Es gibt mehrere Gründe, warum die Schacholympiade für mich so wichtig ist. Zunächst ist es natürlich eine große Ehre, das eigene Land bei einem so wichtigen Turnier vertreten zu dürfen. Die Motivation ein gutes Turnier zu spielen und somit positiv zum Mannschaftsergebnis beizutragen, ist bei der Olympiade immer ganz besonders hoch. Mitfiebern, mitleiden, mitfreuen… die Emotionen sind definitiv intensiver als bei einem Einzelturnier.
Neben dem Turniergeschehen spielt aber auch das Drumherum eine große Rolle: Weltklassespieler hautnah erleben, Schachspieler aus aller Welt treffen, Freunde wiedersehen, neue Freundschaften schließen. Mit 172 Mannschaften im offenen Turnier und 135 Teams bei den Frauen wurden dieses Jahr neue Teilnahmerekorde erzielt. Es ist ein unbeschreibliches Gefühl der Zusammengehörigkeit, das durch die Internationalität und den Multikulturalismus des Turniers ausgelöst wird.

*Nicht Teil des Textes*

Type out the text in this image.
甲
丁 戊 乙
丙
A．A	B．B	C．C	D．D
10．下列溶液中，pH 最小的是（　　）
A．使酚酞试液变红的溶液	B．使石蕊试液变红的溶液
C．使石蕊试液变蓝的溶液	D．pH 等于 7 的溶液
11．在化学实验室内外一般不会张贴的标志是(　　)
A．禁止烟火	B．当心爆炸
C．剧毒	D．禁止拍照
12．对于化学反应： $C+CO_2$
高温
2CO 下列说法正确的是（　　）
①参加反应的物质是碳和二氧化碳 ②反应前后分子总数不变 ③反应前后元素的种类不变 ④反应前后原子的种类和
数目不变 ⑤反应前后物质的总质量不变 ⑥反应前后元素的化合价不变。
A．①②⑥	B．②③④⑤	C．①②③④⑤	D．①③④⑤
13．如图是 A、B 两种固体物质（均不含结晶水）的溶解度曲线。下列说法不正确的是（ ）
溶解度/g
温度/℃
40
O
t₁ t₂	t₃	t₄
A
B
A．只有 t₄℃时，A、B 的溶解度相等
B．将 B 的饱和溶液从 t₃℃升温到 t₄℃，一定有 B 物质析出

Dieses Jahr werde ich nicht nur als Spielerin, sondern auch als Botschafterin zur Olympiade fahren. Im Frühjahr wurde ich überraschenderweise neben Schachgrößen wie Carlsen, Karpov, Kosteniuk und Polgar sowie norwegischen Celebrities zur Olympia-Botschafterin ernannt und durfte bereits im April nach Tromsø reisen. Während meines fünftägigen Aufenthalts durfte ich viele spannende Aktivitäten ausprobieren und mich mit Land und Leuten anfreunden (einen ausführlichen Bericht könnt ihr unter Unterwegs in Norwegen nachlesen). Alles in allem war ich also voller Vorfreude, als ich mich auf den Weg nach Tromsø machte. Doch diese Vorfreude wurde leider bereits vor meiner Ankunft im Hotel auf eine harte Probe gestellt.

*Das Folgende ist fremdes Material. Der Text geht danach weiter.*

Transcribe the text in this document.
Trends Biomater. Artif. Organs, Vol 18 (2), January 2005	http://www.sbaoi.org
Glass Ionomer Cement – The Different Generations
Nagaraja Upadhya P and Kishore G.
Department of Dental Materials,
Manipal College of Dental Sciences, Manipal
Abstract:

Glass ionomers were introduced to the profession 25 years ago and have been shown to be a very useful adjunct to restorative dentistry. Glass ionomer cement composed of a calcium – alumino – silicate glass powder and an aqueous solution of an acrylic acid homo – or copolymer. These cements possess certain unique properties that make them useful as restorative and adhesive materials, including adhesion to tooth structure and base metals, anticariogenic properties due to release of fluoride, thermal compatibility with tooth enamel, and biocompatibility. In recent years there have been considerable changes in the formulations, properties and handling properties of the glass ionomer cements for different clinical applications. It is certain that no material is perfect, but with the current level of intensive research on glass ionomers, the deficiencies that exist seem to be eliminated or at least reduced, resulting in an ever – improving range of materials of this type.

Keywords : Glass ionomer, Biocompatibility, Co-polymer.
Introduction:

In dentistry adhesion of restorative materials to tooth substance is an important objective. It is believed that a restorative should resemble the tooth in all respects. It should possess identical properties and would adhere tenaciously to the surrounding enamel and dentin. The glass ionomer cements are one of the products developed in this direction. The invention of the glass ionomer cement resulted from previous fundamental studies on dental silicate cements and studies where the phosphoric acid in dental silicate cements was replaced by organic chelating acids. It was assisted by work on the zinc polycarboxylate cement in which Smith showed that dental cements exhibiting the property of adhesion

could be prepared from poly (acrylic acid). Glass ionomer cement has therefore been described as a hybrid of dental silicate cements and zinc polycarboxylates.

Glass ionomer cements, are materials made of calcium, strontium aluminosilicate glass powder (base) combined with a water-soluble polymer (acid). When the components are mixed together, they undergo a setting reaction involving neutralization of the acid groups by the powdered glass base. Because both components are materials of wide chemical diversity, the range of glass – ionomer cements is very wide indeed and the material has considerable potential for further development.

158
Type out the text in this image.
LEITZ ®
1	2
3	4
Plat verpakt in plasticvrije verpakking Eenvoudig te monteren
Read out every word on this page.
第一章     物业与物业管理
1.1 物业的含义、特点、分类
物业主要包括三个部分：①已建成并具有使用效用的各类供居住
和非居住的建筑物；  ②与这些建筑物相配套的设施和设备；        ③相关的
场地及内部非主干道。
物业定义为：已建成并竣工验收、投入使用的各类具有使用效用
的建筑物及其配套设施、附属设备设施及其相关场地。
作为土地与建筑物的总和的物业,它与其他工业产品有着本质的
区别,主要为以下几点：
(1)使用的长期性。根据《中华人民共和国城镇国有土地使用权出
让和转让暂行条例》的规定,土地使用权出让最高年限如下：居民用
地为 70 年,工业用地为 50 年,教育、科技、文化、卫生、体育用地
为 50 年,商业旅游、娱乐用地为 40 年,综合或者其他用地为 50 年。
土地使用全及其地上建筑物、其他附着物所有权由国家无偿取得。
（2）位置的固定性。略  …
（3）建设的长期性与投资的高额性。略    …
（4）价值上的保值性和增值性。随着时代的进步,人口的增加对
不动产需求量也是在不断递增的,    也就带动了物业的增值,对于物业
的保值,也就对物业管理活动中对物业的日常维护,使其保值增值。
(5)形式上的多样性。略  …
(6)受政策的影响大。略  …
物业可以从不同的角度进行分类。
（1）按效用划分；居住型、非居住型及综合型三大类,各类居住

Am 01.08. um 12.00 Uhr ging unser Flieger vom Frankfurter Flughafen. Aufgrund meiner weiten Anreise entschied ich mich dazu, bereits einen Tag früher zu Sarah nach Köln zu fahren, um Verspätungen und Zugausfällen bestmöglich vorzubeugen. Mit einem verspäteten ICE, einer drastisch verkürzten Umsteigezeit und dem Sprung in die falsche S-Bahn begann meine Reise bereits suboptimal. Erschöpft und müde bei Sarah angekommen, ahnte ich nicht, dass der nächste Tag noch schlimmer werden sollte.

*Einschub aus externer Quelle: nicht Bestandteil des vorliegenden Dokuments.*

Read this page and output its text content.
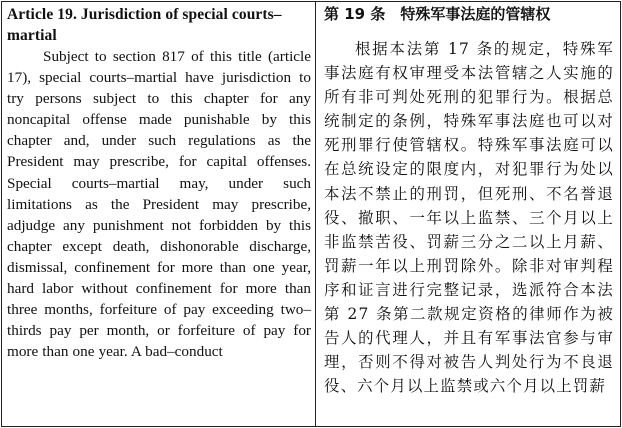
Article 19. Jurisdiction of special courts–martial

Subject to section 817 of this title (article 17), special courts–martial have jurisdiction to try persons subject to this chapter for any noncapital offense made punishable by this chapter and, under such regulations as the President may prescribe, for capital offenses. Special courts–martial may, under such limitations as the President may prescribe, adjudge any punishment not forbidden by this chapter except death, dishonorable discharge, dismissal, confinement for more than one year, hard labor without confinement for more than three months, forfeiture of pay exceeding two–thirds pay per month, or forfeiture of pay for more than one year. A bad–conduct

第 19 条　特殊军事法庭的管辖权

根据本法第 17 条的规定，特殊军事法庭有权审理受本法管辖之人实施的所有非可判处死刑的犯罪行为。根据总统制定的条例，特殊军事法庭也可以对死刑罪行使管辖权。特殊军事法庭可以在总统设定的限度内，对犯罪行为处以本法不禁止的刑罚，但死刑、不名誉退役、撤职、一年以上监禁、三个月以上非监禁苦役、罚薪三分之二以上月薪、罚薪一年以上刑罚除外。除非对审判程序和证言进行完整记录，选派符合本法第 27 条第二款规定资格的律师作为被告人的代理人，并且有军事法官参与审理，否则不得对被告人判处行为不良退役、六个月以上监禁或六个月以上罚薪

Mit Hou Yifan auf dem Frankfurter Flughafen
Bereits in Frankfurt verspätete sich unser Abflug um 40 Minuten. Das hatte zur Folge, dass wir unseren Anschlussflug in Oslo nicht bekamen und auf eine spätere Maschine umgebucht werden mussten. Endlich in Tromsø gelandet, musste die Hälfte der deutschen Delegation ohne Koffer ins Hotel fahren. Auch mein Koffer hat es leider nicht bis nach Tromsø geschafft. Ich hoffe inständig, dass er morgen nachgeliefert wird, denn ohne Ladegerät wird es mit der Vorbereitung schwer werden. Und auch wenn viele Berufsspieler auf diese Taktik zu vertrauen scheinen, möchte ich nicht alle Partien in den gleichen Klamotten spielen.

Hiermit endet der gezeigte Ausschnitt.